Cabe señalar que, en las sociedades modernas la participación no se limita sólo a procesos electorales, como participación política, sino que representa también una forma de participar, controlar y moderar el poder otorgado a los representantes políticos a través de formatos y mecanismos de Participación Ciudadana, que fortalezcan y nutran la vida democrática de la sociedad. Desde el punto de vista de los Estados, desarrollar políticas públicas activas en materia de Participación Social, particularmente a través de la educación respecto de los beneficios que esto trae en términos de ampliación y consolidación de la democracia como sistema político, es una manera de promover como efecto colateral las demandas de Participación Ciudadana legítima en la gestión pública, y a través de ello, una clara apuesta a aumentar en cantidad y calidad este tipo específico de participación. 

El fundamento de esta investigación parte de la concepción de que tanto la Participación, como el Liderazgo y el Empoderamiento son procesos que se retroalimentan entre sí y que requieren de planificación y aprendizaje continuo.

Participación Ciudadana

Las formas básicas de participación son, de acuerdo a Bolos (2003), en primer lugar las que se generan de la toma de decisiones por parte de la población en asuntos de interés general, y en segundo lugar las prácticas sociales que se producen en agrupaciones de distinto tipo con intereses y objetivos tan heterogéneos como los propios grupos.
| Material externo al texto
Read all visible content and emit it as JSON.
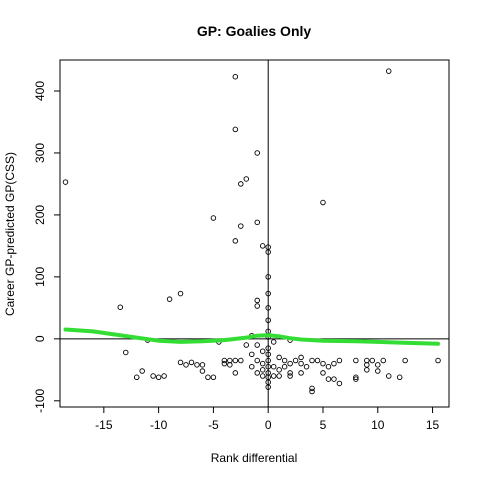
{
  "chart_data": {
    "type": "scatter",
    "title": "GP: Goalies Only",
    "xlabel": "Rank differential",
    "ylabel": "Career GP-predicted GP(CSS)",
    "xlim": [
      -19,
      16.5
    ],
    "ylim": [
      -110,
      450
    ],
    "x_ticks": [
      -15,
      -10,
      -5,
      0,
      5,
      10,
      15
    ],
    "x_tick_labels": [
      "-15",
      "-10",
      "-5",
      "0",
      "5",
      "10",
      "15"
    ],
    "y_ticks": [
      -100,
      0,
      100,
      200,
      300,
      400
    ],
    "y_tick_labels": [
      "-100",
      "0",
      "100",
      "200",
      "300",
      "400"
    ],
    "reference_lines": {
      "x": 0,
      "y": 0
    },
    "smooth_color": "#33dd33",
    "point_color": "#000000",
    "points": [
      [
        -18.5,
        253
      ],
      [
        -13.5,
        51
      ],
      [
        -13,
        -22
      ],
      [
        -12,
        -62
      ],
      [
        -11.5,
        -52
      ],
      [
        -11,
        -2
      ],
      [
        -10.5,
        -60
      ],
      [
        -10,
        -62
      ],
      [
        -9.5,
        -60
      ],
      [
        -9,
        64
      ],
      [
        -8,
        73
      ],
      [
        -8,
        -38
      ],
      [
        -7.5,
        -42
      ],
      [
        -7,
        -38
      ],
      [
        -6.5,
        -42
      ],
      [
        -6,
        -42
      ],
      [
        -6,
        -52
      ],
      [
        -5.5,
        -62
      ],
      [
        -5,
        -62
      ],
      [
        -5,
        195
      ],
      [
        -4.5,
        -5
      ],
      [
        -4,
        -35
      ],
      [
        -4,
        -40
      ],
      [
        -3.5,
        -35
      ],
      [
        -3.5,
        -42
      ],
      [
        -3,
        423
      ],
      [
        -3,
        338
      ],
      [
        -3,
        158
      ],
      [
        -3,
        -35
      ],
      [
        -3,
        -55
      ],
      [
        -2.5,
        250
      ],
      [
        -2.5,
        182
      ],
      [
        -2.5,
        -35
      ],
      [
        -2,
        258
      ],
      [
        -2,
        -10
      ],
      [
        -1.5,
        -25
      ],
      [
        -1.5,
        -45
      ],
      [
        -1.5,
        5
      ],
      [
        -1,
        300
      ],
      [
        -1,
        188
      ],
      [
        -1,
        62
      ],
      [
        -1,
        53
      ],
      [
        -1,
        -55
      ],
      [
        -1,
        -10
      ],
      [
        -1,
        -35
      ],
      [
        -0.5,
        150
      ],
      [
        -0.5,
        -40
      ],
      [
        -0.5,
        -20
      ],
      [
        -0.5,
        -60
      ],
      [
        -0.5,
        -50
      ],
      [
        0,
        148
      ],
      [
        0,
        140
      ],
      [
        0,
        100
      ],
      [
        0,
        73
      ],
      [
        0,
        50
      ],
      [
        0,
        30
      ],
      [
        0,
        12
      ],
      [
        0,
        3
      ],
      [
        0,
        -15
      ],
      [
        0,
        -25
      ],
      [
        0,
        -35
      ],
      [
        0,
        -45
      ],
      [
        0,
        -55
      ],
      [
        0,
        -62
      ],
      [
        0,
        -70
      ],
      [
        0,
        -78
      ],
      [
        0.5,
        -60
      ],
      [
        0.5,
        -45
      ],
      [
        0.5,
        -5
      ],
      [
        1,
        -30
      ],
      [
        1,
        -50
      ],
      [
        1,
        -60
      ],
      [
        1.5,
        -35
      ],
      [
        1.5,
        -45
      ],
      [
        2,
        -40
      ],
      [
        2,
        -55
      ],
      [
        2,
        -60
      ],
      [
        2,
        -2
      ],
      [
        2.5,
        -35
      ],
      [
        3,
        -30
      ],
      [
        3,
        -40
      ],
      [
        3,
        -55
      ],
      [
        3.5,
        -45
      ],
      [
        4,
        -35
      ],
      [
        4,
        -80
      ],
      [
        4,
        -85
      ],
      [
        4.5,
        -35
      ],
      [
        5,
        -40
      ],
      [
        5,
        -55
      ],
      [
        5,
        220
      ],
      [
        5.5,
        -45
      ],
      [
        5.5,
        -65
      ],
      [
        6,
        -40
      ],
      [
        6,
        -65
      ],
      [
        6.5,
        -72
      ],
      [
        6.5,
        -35
      ],
      [
        8,
        -35
      ],
      [
        8,
        -62
      ],
      [
        8,
        -65
      ],
      [
        9,
        -35
      ],
      [
        9,
        -42
      ],
      [
        9,
        -50
      ],
      [
        9.5,
        -35
      ],
      [
        10,
        -42
      ],
      [
        10,
        -52
      ],
      [
        10.5,
        -35
      ],
      [
        11,
        432
      ],
      [
        11,
        -60
      ],
      [
        12,
        -62
      ],
      [
        12.5,
        -35
      ],
      [
        15.5,
        -35
      ]
    ],
    "smooth": [
      [
        -18.5,
        15
      ],
      [
        -16,
        12
      ],
      [
        -14,
        7
      ],
      [
        -12,
        2
      ],
      [
        -10,
        -3
      ],
      [
        -8,
        -5
      ],
      [
        -6,
        -4
      ],
      [
        -4,
        -2
      ],
      [
        -2,
        2
      ],
      [
        -1,
        5
      ],
      [
        0,
        6
      ],
      [
        1,
        4
      ],
      [
        2,
        1
      ],
      [
        3,
        -1
      ],
      [
        5,
        -3
      ],
      [
        8,
        -4
      ],
      [
        10,
        -5
      ],
      [
        12,
        -6
      ],
      [
        14,
        -7
      ],
      [
        15.5,
        -8
      ]
    ]
  }
}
Según esta noción, existe una clara separación entre las dos formas de participación, una que se refiere a la posibilidad de intervenir en la toma de decisiones, y otra que enfatiza la posición de un individuo, independientemente de su poder de intervención en las decisiones públicas. 

Entre ambas formas, lo importante a destacar es que la participación debe ser vista como un proceso que incluye dos actores centrales: el gobierno y la sociedad. Según Merino (2000), la Participación Ciudadana significa intervenir en los centros de gobiernos de una colectividad, participar en sus decisiones en la vida colectiva, de la administración de sus recursos y del modo como se distribuyen sus costos y beneficios. El propósito es lograr que la población influya sobre las políticas y decisiones públicas, y para ello se hace necesario institucionalizar mecanismos, procesos y organismos a través de una normatividad legal. 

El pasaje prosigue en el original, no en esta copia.